There are several ways companies can raise funds to finance upcoming projects, expansion, and other high costs associated with the operation, the most common, including debt and equity issues. Large corporations can choose which kinds of issues they offer to the public, and they base that decision on the type of relationship they want with shareholders, the cost of the issue and the need prompting the financing. When it comes to raising capital, some companies elect to issue preferred stock in addition to common stock or corporate bonds, but the reasons for this strategy vary among corporations.
Preference shares act as a hybrid between common shares and bond issues. As with any produced good or service, corporations issue preferred shares because consumers – investors, in this case – want them. Investors value preference shares for their relative stability and preferred status over common shares for dividends and bankruptcy liquidation. Corporations value them as a way to provide equity financing without diluting voting rights, for their callability and, sometimes, as a means of fending off hostile takeovers.
In most cases, preference shares comprise a small percentage of a corporation’s total equity issues. There are two reasons for this. The first is that preferred shares are confusing to many investors (and some companies), which limits their demand. The second is that stocks and bonds are normally sufficient options for financing.
Why Investors Demand Preference Shares
Most shareholders are attracted to preferred stock because it offers consistent dividend payments without the long maturity dates of bonds or the market fluctuation of common stocks. These dividend payments, however, can be deferred by the company if it falls into a period of tight cash flow or other financial hardship. This feature of preferred stock offers maximum flexibility to the company without the fear of missing a debt dividend payment. With bond issues, a missed payment puts the company at risk of defaulting on an issue, and that could result in forced bankruptcy.
Some preferred shareholders have the right to convert their preferred stock into common stock at a predetermined exchange price. And in the event of bankruptcy, preferred shareholders receive company assets before common shareholders.
Why Corporations Supply Preference Shares
Although preferred stock acts similarly to bond issues, in that it pays a steady dividend and its value does not often fluctuate, it is considered an equity issue. Companies that offer equity in lieu of debt issues can accomplish a lower debt-to-equity ratio and, therefore, gain greater leverage as it relates to future financing needs from new investors.
A company’s debt-to-equity ratio is one of the most common metrics used to analyze the financial stability of a business. The lower this number is, the more attractive the business looks to investors. Additionally, bond issues can be a red flag for potential buyers because the strict schedule of repayments for debt obligations must be adhered to, no matter what a company’s financial circumstances are. Preferred stocks do not follow the same guidelines of debt repayment because they are equity issues.
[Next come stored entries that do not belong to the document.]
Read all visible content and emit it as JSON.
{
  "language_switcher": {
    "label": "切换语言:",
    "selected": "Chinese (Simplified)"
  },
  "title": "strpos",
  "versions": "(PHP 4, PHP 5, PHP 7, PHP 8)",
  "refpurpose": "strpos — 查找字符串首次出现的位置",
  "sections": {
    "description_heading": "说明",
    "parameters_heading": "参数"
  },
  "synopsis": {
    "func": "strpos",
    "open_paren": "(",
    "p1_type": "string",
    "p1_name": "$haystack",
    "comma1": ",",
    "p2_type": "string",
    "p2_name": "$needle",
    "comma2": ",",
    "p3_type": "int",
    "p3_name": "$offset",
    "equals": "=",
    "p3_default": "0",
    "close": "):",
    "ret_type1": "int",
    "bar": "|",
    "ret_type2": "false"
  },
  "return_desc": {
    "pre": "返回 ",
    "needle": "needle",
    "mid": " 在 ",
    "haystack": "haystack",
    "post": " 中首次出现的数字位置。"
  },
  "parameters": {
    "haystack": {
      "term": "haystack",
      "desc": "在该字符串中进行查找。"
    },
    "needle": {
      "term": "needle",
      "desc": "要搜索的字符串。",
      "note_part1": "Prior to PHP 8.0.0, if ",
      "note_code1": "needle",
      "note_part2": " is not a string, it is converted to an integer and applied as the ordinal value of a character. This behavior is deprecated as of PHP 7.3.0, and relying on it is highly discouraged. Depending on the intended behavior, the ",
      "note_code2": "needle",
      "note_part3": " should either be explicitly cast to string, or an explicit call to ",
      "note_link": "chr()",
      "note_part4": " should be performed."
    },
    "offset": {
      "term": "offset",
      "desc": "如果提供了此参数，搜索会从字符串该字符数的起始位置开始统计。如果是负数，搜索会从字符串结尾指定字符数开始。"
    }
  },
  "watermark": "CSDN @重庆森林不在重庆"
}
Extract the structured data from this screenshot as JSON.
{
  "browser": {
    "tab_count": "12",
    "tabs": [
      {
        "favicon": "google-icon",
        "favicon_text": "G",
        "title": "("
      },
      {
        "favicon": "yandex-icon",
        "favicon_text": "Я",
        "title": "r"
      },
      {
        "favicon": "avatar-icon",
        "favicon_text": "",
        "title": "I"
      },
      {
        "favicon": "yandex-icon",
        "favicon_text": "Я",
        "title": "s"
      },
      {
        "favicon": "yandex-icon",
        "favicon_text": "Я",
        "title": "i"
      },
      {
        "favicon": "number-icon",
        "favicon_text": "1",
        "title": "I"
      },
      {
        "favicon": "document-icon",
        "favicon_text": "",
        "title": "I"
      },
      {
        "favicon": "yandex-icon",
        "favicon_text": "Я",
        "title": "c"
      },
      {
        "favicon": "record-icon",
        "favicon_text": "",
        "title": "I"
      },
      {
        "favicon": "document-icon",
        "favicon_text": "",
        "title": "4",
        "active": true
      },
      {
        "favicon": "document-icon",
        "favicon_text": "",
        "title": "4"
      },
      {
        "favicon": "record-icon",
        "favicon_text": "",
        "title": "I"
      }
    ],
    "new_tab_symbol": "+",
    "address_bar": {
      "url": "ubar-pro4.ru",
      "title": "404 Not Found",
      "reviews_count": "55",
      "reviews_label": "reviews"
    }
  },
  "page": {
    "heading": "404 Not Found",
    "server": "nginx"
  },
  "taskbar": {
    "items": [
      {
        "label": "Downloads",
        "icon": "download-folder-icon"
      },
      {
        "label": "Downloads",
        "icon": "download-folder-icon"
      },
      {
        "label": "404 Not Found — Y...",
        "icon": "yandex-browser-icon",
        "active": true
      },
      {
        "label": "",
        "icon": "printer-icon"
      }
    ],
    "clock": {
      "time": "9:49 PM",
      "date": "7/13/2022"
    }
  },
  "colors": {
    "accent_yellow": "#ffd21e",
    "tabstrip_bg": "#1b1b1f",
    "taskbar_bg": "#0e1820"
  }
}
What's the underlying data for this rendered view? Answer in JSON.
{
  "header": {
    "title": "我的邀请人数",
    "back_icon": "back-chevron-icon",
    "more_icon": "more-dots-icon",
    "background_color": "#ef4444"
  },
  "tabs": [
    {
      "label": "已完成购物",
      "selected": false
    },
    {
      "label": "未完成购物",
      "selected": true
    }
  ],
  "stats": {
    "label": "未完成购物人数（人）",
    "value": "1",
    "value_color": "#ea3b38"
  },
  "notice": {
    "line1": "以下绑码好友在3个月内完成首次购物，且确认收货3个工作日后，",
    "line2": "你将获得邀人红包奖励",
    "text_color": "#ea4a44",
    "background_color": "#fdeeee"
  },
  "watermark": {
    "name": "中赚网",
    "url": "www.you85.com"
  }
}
Corporations also might value preference shares for their call feature. Most, but not all, preferred stock is callable. After a set date, the issuer can call the shares at par value to avoid significant interest rate risk or opportunity cost.
Owners of preference shares also do not have normal voting rights. So a company can issue preferred stock without upsetting controlling balances in the corporate structure.
Although common stock is the most flexible type of investment offered by a company, it gives shareholders more control than some business owners may feel comfortable with. Common stock provides a degree of voting rights to shareholders, allowing them an opportunity to impact crucial managerial decisions. Companies that want to limit the control they give to stockholders while still offering equity positions in their businesses may then turn to preferred stock as an alternative or supplement to common stock. Preferred stockholders do not own voting shares like common stockholders do and, therefore, have less influence on corporate policymaking decisions and board of director selections.
Finally, some preference shares act as “poison pills” in the event of a hostile takeover. This normally takes the form of a detrimental financial adjustment with the stock that can only be exercised when controlling interest changes.